La Maison de Bambou (1955) de Samuel Fuller
Film étant connu pour être le premier film hollywoodien a être intégralement tourné au Japon. Ce film est un remake de "La Dernière Rafale" (1948) de William Keighley dont le scénariste Harry Kleiner reprend son propre travail pour cette transposition nippone. Kleiner est déjà un scénariste réputé pour des films comme "Crime Passionnel" (1945) de Otto Preminger et sera au sommet avec le succès de "Bullitt" (1968) de Peter Yates. Pour ce nouveau projet les commandes reviennent à Samuel Fuller, à l'instar de son scénariste, s'il a déjà signé quelques bons films dont "Le Port de la Drogue" (1952), le meilleur reste à venir comme "Le Jugement des Flèches" (1956), "Quarante Tueurs" (1957), "Schock Corridor" (1963), "Au-delà de la Gloire" (1980) et "Dressé pour Tuer" (1982)...
Donc en 1955 au Japon, un homme qui a un secret accepte d'intégrer un gang d'ancien GI qui se sont spécialisés dans les braquages... Le rôle principal est tenu par Robert Stack vu dans "Jeux Dangereux" (1942) de Ernst Lubitsh et "Ecrit sur du Vent" (1956) de Douglas Sirk et qui deviendra surtout populaire avec la série TV "Les Incorruptibles" (1959-1963).
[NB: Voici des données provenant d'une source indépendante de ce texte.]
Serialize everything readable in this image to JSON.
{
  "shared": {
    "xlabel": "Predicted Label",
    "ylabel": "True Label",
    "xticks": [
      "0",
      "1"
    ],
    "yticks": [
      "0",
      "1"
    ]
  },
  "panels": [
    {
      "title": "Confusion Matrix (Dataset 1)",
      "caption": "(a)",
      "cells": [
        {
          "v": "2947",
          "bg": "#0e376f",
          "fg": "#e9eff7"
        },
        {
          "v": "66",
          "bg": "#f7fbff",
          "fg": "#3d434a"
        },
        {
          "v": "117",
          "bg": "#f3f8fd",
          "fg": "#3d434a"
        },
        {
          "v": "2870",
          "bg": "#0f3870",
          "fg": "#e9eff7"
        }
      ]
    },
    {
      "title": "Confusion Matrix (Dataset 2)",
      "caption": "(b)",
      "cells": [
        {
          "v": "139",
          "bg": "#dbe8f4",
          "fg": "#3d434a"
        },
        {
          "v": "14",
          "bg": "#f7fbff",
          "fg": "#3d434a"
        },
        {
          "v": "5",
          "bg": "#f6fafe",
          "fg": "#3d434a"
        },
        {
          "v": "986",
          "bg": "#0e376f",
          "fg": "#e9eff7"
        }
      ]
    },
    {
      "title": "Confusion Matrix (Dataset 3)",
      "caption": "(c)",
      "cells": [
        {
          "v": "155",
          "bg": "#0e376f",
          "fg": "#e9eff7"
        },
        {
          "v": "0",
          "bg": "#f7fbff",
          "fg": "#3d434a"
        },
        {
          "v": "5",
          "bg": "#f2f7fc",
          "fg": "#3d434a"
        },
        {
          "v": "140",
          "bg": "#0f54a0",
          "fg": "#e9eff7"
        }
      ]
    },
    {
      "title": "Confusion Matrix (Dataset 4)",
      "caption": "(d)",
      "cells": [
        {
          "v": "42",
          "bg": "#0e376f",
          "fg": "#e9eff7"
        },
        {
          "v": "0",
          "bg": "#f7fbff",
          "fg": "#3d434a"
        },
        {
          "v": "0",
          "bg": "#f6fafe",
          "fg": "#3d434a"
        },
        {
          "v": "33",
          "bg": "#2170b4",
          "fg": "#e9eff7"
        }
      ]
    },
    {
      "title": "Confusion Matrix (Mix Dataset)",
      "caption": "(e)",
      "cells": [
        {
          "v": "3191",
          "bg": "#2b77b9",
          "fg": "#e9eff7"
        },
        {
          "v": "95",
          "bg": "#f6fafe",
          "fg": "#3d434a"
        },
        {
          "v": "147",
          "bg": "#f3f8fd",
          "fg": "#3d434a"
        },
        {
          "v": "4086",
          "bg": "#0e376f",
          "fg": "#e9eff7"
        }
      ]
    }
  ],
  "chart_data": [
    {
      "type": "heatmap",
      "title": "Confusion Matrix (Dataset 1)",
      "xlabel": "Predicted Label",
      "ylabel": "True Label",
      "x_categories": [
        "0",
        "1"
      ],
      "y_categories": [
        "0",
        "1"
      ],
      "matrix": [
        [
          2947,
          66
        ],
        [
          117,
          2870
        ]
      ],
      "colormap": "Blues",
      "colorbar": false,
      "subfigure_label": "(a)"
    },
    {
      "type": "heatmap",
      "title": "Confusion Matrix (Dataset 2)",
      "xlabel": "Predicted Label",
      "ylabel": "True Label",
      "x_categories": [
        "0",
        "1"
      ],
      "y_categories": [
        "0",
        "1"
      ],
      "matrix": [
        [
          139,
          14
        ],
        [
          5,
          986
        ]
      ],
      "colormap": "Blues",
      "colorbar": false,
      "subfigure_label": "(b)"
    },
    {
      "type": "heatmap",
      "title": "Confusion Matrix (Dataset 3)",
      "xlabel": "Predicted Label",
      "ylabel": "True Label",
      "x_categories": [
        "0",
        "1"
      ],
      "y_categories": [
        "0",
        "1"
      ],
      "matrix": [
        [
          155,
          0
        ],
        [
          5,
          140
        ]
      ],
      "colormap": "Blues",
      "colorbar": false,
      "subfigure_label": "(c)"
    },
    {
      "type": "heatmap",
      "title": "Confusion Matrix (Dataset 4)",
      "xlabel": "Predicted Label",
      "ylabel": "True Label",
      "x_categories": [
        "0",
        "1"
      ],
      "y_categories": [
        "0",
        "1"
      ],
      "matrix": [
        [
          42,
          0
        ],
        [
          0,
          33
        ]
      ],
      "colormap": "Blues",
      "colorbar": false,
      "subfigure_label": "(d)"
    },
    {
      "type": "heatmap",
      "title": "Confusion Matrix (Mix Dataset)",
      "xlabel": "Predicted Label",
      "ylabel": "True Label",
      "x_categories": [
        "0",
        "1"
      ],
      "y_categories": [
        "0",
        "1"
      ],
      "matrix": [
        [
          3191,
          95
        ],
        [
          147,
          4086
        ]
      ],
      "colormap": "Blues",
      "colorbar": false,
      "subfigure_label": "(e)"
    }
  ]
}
Le chef du gang est incrané par l'excellent Robert Ryan dont on retiendra ses performances dans des films comme "Nous Avons Gagné ce Soir" (1949) de Robert Wise, "La Chevauchée des Bannis" (1959) de André De Toth ou encore "La Horde Sauvage" (1969) de Sam Peckinpah. Le japon est évidemment représenté, d'abord par le charme de Shirley Yamaguchi (ou Yoshiko Otaka) très populaire dans les années 40 et dont on retiendra surtout "Scandale" (1950) de Akira Kurosawa, puis Sessue Hayakawa l'homme à la carrière hollywoodienne débutée dès 1914, puis après un passage en France connaîtra un regain de popularité avec "Le Pont de la Rivière Kwaï" (1957) de David Lean... Le scénario est assez basique finalement mais il est enrichi de liens humains intéressants, avec l'idylle entre Eddie/Stack et Mariko/Yamaguchi d'abord puis entre Eddie et Sandy/Ryan et cette homosexualité latente du chef de gang. Par contre, Mariko reste un personnage trop en retrait, particulièrement dans la dernière partie et son dénouement même si l'idylle reste touchante.
Par contre, l'homosexualité qu semble transparaître de Sandy repose sur un côté protecteur un peu trop voyant. Symptomatique du fait que si le film est entièrement tourné au Japon les autochtones sont peu importants et ne font finalement qu'une représentation nécessaire à la crédibilité exotique du projet. D'ailleurs les critiques japonais à l'époque reprochait aussi au film d'occulter "les coutumes, la géographie et les sentiments japonais". En effet, car si on ressent la volonté de Fuller de montrer un pays entre tradition et modernisme, le film reste trop focalisé sur ses protagonistes américains occultant par là même le fait que le Japon est encore sous les cicatrices de 1945. Par contre, esthétiquement le film est un petit bijou visuel. Collaborant pour la troisième fois avec le Directeur Photo Joseph MacDonald après "Le Port de la Drogue" et "Le Démon des Eaux Troubles" (1954), Fuller signe une mise en scène au couleur pastel sublime qui met en valeur les décors d'un Japon plutôt éloigné des images d'épinal.